Figure 7. Cumulative reward plot for various reinforcement learning algorithms

Learning how to perform well in a fixed environment is not that useful if the learned strategy does not fare well in other environments—we want the strategy to generalize well. Having a partially observable environment prevents overfitting to some global aspects or dimensions of the network. However, it does not prevent an agent from learning non-generalizable strategies like remembering a fixed sequence of actions to take in order. To better evaluate this, we considered a set of environments of various sizes but with a common network structure. We train an agent in one environment of a certain size and evaluate it on larger or smaller ones. This also gives an idea of how the agent would fare on an environment that is dynamically growing or shrinking while preserving the same structure.

To perform well, agents now must learn from observations that are not specific to the instance they are interacting with. They cannot just remember node indices or any other value related to the network size. They can instead observe temporal features or machine properties. For instance, they can choose the best operation to execute based on which software is present on the machine. The two cumulative reward plots below illustrate how one such agent, previously trained on an instance of size 4 can perform very well on a larger instance of size 10 (left), and reciprocally (right).

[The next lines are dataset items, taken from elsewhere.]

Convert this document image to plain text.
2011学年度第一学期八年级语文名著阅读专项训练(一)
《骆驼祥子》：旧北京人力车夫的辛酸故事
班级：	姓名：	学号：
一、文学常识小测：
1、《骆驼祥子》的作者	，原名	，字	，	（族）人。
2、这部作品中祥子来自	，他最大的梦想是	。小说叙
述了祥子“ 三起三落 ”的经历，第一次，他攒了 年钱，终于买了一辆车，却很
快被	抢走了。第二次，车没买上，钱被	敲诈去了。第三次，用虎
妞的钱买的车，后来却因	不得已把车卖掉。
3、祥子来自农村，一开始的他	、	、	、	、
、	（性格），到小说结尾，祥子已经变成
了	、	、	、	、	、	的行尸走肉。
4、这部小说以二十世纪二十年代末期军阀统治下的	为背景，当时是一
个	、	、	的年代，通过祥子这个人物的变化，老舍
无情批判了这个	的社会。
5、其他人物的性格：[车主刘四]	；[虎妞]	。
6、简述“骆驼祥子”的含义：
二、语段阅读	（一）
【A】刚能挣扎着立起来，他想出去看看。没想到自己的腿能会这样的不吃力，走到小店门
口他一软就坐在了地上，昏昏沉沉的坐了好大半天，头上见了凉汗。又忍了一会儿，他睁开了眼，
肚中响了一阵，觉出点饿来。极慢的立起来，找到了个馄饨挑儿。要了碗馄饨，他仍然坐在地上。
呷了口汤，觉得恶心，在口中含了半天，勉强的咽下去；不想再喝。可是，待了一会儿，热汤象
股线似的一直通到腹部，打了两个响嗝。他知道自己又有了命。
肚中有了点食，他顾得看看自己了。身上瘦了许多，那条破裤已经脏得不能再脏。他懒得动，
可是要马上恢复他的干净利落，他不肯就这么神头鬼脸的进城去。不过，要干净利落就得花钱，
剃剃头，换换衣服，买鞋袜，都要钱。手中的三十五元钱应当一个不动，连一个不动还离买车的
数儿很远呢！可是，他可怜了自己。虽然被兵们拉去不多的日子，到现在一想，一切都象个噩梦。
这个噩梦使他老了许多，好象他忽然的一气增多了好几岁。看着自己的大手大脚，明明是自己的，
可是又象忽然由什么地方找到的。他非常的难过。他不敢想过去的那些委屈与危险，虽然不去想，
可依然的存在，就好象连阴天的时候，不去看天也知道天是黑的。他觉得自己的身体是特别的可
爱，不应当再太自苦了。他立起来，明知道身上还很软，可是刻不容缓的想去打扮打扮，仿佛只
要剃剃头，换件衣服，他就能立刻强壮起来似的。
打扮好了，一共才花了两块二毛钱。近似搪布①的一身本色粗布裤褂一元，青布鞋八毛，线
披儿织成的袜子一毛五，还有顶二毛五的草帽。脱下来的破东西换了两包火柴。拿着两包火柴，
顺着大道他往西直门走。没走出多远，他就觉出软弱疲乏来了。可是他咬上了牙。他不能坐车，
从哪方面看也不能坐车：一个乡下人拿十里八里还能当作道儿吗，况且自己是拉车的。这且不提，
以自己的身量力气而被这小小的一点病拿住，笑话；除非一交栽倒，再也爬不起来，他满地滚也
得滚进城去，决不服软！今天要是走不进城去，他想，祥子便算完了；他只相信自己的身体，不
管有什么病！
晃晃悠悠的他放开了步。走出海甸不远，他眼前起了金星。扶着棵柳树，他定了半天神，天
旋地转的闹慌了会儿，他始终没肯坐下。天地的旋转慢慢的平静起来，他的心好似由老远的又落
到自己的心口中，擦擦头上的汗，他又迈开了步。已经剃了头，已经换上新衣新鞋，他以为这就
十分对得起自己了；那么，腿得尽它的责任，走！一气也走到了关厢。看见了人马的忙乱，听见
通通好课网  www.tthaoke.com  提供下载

Figure 8. Cumulative reward function for an agent pre-trained on a different environment

When abstracting away some of the complexity of computer systems, it’s possible to formulate cybersecurity problems as instances of a reinforcement learning problem. With the OpenAI toolkit, we could build highly abstract simulations of complex computer systems and easily evaluate state-of-the-art reinforcement algorithms to study how autonomous agents interact with and learn from them.

A potential area for improvement is the realism of the simulation. The simulation in CyberBattleSim is simplistic, which has advantages: Its highly abstract nature prohibits direct application to real-world systems, thus providing a safeguard against potential nefarious use of automated agents trained with it. It also allows us to focus on specific aspects of security we aim to study and quickly experiment with recent machine learning and AI algorithms: we currently focus on lateral movement techniques, with the goal of understanding how network topology and configuration affects these techniques. With such a goal in mind, we felt that modeling actual network traffic was not necessary, but these are significant limitations that future contributions can look to address.

On the algorithmic side, we currently only provide some basic agents as a baseline for comparison. We would be curious to find out how state-of-the art reinforcement learning algorithms compare to them. We found that the large action space intrinsic to any computer system is a particular challenge for reinforcement learning, in contrast to other applications such as video games or robot control. Training agents that can store and retrieve credentials is another challenge faced when applying reinforcement learning techniques where agents typically do not feature internal memory. These are other areas of research where the simulation could be used for benchmarking purposes.

The code we are releasing today can also be turned into an online Kaggle or AICrowd-like competition and used to benchmark performance of latest reinforcement algorithms on parameterizable environments with large action space. Other areas of interest include the responsible and ethical use of autonomous cybersecurity systems. How does one design an enterprise network that gives an intrinsic advantage to defender agents? How does one conduct safe research aimed at defending enterprises against autonomous cyberattacks while preventing nefarious use of such technology?

With CyberBattleSim, we are just scratching the surface of what we believe is a huge potential for applying reinforcement learning to security. We invite researchers and data scientists to build on our experimentation. We’re excited to see this work expand and inspire new and innovative ways to approach security problems.